Бурба держал себя так, словно он был в родстве с самим чертом или, по крайней мере, с уездным исправником. Он ни с кем не знакомился, в селе никогда не показывался, возился в своем Городище с работником, которого он привез откуда-то с собой и от которого ничего нельзя было узнать по той простой причине, что тот был глухонемой.

Многие даже начинали питать к Бурбе злобу. Что он за человек такой? Каким ветром занесло его сюда? Что он будет делать здесь, когда для всякого дела нужны люди, а он отгородился от всех, как черт от праведников?..

И уже пошел смутный слух по Батурину о каких-то прошлых, недобрых делах Бурбы, благодаря которым он и разбогател, слух, неведомо кем пущенный, не имевший, казалось, никакой достоверности, но почему-то пришедшийся по вкусу и принятый как первая зацепка, по которой, может быть, и удастся когда-нибудь добраться до истины.

Батуринцы, как и все сыны поэтической Украйны, большие романтики и мечтатели; часто простая неизвестность, отсутствие сведений о человеке, отклонение его жизни от их уклада — заставляет их воображение разыгрываться, давая пищу для самых невероятных догадок и предположений, рождая целые легенды. Если слух о Бурбе и не был выдуман кем-нибудь из батуринцев, а принесен со стороны каким-нибудь досужим болтуном, то они, во всяком случае, не пропустили его мимо ушей, потому что он удовлетворял их потребности необычайного и давал хоть какое-нибудь объяснение непонятному поведению странного пришельца.

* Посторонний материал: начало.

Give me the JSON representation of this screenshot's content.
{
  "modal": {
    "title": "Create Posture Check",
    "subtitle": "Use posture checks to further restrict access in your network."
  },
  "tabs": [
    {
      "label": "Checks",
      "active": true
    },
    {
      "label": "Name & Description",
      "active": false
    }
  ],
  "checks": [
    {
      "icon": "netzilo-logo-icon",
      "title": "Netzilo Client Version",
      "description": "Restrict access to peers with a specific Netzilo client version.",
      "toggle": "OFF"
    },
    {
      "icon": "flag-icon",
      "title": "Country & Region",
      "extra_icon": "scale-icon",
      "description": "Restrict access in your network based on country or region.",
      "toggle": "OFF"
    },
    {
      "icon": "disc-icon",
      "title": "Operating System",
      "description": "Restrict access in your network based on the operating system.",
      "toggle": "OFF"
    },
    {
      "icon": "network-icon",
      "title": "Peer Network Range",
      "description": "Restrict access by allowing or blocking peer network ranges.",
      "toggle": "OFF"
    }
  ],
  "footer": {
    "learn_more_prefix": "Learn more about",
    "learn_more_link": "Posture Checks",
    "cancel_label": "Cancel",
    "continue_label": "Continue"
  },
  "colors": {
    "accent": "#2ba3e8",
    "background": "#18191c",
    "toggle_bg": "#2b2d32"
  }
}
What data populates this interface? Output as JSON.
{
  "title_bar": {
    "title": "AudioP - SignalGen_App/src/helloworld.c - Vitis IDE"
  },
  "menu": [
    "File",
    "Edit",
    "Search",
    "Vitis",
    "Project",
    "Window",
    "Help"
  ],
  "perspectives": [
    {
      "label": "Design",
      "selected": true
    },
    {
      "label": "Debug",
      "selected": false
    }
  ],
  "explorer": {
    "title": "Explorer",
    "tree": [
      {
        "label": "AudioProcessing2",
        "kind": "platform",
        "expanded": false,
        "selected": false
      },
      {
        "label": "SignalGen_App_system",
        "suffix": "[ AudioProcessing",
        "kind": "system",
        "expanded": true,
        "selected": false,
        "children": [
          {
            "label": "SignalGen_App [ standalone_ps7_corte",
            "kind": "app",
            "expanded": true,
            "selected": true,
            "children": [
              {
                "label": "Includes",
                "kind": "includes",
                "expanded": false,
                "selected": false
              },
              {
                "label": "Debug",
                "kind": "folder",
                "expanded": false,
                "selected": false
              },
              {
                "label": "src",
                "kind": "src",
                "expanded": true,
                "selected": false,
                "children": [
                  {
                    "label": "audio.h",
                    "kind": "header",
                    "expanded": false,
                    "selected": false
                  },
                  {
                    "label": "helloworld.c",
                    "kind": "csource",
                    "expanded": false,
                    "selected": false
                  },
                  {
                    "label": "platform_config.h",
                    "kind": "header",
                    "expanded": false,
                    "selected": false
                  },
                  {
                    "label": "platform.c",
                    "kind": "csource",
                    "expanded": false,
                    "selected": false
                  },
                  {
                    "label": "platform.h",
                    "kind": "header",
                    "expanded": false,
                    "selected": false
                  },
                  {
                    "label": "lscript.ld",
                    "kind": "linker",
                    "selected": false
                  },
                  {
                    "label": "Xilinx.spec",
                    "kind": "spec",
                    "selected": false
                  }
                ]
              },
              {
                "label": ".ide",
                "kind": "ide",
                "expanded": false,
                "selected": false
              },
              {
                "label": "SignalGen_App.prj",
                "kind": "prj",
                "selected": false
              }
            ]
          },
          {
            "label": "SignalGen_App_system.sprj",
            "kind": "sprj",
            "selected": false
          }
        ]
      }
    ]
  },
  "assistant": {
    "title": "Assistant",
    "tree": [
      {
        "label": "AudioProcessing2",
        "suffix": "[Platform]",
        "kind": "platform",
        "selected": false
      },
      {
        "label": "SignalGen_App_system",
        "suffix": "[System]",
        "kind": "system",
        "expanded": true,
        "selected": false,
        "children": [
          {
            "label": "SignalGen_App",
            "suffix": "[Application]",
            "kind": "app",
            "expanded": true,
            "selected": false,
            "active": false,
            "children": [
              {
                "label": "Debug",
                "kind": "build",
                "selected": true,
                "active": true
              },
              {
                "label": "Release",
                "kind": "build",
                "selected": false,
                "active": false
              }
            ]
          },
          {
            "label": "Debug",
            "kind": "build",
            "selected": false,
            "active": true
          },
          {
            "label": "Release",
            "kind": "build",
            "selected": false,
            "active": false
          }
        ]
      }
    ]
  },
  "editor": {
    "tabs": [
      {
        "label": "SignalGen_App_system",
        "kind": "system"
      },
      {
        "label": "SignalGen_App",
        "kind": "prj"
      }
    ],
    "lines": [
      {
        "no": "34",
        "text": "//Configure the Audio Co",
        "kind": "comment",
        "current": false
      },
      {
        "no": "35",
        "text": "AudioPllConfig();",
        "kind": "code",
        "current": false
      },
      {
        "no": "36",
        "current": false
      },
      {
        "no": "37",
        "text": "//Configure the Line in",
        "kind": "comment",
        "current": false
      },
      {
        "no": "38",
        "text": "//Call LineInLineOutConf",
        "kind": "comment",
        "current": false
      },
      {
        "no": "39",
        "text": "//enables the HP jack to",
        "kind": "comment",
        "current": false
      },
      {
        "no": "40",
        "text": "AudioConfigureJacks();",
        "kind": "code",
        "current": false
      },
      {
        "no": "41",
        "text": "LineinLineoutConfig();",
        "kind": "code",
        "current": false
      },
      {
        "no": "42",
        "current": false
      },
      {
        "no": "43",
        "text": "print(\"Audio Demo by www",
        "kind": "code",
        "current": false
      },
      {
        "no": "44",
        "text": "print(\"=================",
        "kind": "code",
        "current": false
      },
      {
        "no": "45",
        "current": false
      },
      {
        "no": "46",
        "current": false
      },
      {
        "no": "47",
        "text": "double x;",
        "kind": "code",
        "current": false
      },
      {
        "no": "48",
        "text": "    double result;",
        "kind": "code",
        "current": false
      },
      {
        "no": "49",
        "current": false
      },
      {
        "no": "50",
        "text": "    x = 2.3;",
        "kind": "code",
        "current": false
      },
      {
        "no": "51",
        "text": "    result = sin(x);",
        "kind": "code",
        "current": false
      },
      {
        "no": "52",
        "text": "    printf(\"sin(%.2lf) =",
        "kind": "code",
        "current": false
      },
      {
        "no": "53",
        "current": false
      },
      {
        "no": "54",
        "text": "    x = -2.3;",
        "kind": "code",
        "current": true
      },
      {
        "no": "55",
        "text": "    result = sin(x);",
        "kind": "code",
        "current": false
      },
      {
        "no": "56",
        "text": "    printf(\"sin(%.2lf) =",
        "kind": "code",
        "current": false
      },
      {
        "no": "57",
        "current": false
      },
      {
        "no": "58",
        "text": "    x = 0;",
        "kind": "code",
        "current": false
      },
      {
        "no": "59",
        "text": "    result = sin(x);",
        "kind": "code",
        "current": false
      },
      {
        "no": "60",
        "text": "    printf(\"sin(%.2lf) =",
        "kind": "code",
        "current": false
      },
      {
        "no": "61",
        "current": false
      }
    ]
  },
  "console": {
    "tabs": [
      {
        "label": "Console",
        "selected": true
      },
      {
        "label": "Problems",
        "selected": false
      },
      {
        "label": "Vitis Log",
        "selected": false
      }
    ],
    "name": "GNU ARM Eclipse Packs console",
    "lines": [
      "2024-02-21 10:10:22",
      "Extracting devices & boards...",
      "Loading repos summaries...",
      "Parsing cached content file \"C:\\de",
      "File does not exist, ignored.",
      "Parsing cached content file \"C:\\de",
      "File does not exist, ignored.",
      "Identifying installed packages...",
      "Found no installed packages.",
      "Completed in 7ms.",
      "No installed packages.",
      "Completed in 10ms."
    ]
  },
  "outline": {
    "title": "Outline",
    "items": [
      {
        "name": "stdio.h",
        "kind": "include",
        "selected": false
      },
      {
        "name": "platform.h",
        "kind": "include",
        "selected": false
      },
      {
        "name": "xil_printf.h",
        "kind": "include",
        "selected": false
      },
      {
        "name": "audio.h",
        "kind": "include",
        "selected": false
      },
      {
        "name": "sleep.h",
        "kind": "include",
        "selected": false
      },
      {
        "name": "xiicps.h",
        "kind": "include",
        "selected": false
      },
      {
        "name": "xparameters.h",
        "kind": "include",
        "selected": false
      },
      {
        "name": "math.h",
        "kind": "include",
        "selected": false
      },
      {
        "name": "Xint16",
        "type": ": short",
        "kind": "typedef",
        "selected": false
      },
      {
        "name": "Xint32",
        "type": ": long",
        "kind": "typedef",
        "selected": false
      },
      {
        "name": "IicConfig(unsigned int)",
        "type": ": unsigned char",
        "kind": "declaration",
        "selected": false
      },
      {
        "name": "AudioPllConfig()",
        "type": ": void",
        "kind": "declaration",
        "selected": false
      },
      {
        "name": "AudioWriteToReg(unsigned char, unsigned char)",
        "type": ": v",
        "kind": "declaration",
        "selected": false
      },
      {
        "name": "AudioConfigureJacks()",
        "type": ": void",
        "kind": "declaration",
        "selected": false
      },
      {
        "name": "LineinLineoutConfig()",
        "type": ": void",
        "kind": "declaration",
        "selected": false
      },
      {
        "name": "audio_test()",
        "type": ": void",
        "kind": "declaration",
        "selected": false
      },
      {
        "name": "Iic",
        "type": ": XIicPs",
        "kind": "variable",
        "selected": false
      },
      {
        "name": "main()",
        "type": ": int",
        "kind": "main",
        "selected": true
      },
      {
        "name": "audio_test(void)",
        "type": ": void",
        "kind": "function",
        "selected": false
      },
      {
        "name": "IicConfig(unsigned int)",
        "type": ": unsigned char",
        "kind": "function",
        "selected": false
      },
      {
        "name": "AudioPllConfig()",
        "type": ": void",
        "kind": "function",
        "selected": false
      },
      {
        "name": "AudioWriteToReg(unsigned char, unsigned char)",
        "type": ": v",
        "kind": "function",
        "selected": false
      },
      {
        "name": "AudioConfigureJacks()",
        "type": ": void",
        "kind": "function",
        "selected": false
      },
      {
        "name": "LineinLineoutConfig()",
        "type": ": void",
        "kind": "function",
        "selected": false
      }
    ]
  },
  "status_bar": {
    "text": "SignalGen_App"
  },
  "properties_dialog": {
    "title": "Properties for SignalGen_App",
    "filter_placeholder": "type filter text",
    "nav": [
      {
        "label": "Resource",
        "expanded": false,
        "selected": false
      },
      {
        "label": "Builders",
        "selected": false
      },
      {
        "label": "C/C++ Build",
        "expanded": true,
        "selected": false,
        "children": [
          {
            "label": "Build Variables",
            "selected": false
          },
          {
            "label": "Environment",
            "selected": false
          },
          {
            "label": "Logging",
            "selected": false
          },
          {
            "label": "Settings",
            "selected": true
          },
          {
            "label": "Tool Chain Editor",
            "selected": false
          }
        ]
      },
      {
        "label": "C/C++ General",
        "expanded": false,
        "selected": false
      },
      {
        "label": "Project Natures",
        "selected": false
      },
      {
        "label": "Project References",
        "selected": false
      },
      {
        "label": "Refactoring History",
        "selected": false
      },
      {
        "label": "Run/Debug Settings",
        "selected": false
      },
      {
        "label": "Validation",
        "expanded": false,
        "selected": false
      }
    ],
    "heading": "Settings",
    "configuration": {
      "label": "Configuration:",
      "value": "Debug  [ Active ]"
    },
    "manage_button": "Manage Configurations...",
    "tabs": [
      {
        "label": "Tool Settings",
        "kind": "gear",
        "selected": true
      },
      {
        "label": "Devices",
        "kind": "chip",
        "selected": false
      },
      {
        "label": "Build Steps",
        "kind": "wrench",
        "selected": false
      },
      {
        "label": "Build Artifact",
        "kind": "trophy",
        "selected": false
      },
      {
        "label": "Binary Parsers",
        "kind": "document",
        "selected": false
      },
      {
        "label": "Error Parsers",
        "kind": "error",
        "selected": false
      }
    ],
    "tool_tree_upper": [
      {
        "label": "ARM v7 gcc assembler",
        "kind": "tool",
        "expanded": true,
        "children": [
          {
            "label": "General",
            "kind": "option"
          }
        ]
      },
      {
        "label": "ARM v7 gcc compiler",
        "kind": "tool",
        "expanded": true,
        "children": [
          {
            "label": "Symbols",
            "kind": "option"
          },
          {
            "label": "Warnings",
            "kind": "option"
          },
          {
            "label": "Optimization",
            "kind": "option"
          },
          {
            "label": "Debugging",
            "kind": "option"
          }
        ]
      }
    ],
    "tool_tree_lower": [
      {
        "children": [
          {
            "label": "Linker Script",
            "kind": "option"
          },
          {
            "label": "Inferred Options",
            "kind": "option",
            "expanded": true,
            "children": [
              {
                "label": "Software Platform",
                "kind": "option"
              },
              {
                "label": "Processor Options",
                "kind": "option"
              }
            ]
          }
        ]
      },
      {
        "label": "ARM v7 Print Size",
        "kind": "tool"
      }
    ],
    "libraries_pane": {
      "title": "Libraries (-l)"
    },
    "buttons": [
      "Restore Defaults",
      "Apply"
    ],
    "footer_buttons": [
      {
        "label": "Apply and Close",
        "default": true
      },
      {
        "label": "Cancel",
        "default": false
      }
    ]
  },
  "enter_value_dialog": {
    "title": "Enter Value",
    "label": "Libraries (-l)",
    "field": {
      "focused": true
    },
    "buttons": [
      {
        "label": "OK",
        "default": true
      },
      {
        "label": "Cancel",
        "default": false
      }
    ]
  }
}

К этому слуху мало-помалу, как к снежному кому, прибавлялись подробности: говорили, что Бурба, на совести которого будто бы лежит какое-то тяжкое преступление, не может смотреть людям в глаза, что у него в хате днем и ночью, не только по праздникам, но и в будни, горят во всех комнатах перед иконами лампадки и он до поздней ночи бьет поклоны, замаливая какой-то большой грех, не дающий ему покоя.

Рассказывали еще, что временами ночью в Городище раздаются какие-то дикие крики, словно там кого-то режут; что вокруг этой угрюмой, одинокой усадьбы до рассвета бродят какие-то темные тени, заглядывающие в окна хаты и со скрежетом зубовным грозящие ему кулаками, а в овраге под Городищем с вечера заливается смертным воем какая-то таинственная собака, которая умолкает лишь с третьими петухами и днем куда-то пропадает, точно проваливается сквозь землю.

Передавали еще о привычке Бурбы постоянно вытирать правую руку о полу свитки, и когда он делал это — его лицо становилось черным и перекошенные губы шептали: «Кровь! Кровь!..»

Этого, конечно, не видел никто, как и того, что Бурба разговаривает с кем-то в то время, как около него никого нет, что, перегнувшись в окно развалин дворца, он кого-то о чем-то просит, плачет и бьет себя кулаком в грудь, когда всем хорошо известно, что в развалинах никто не живет, кроме сов и летучих мышей, да еще враждебных человеку темных сил, злобно и насмешливо отзывающихся из черной глубины обвалившихся зал на каждое слово, произнесенное снаружи…

Рассказывая о Бурбе всякие небылицы, каждый рассказчик ссылался на другого, как на очевидца, тот на третьего, третий на четвертого, и хотя, в конце концов, очевидца так и не оказывалось — все же получалось впечатление, что кто-то в самом деле есть, кто все это видел своими собственными глазами…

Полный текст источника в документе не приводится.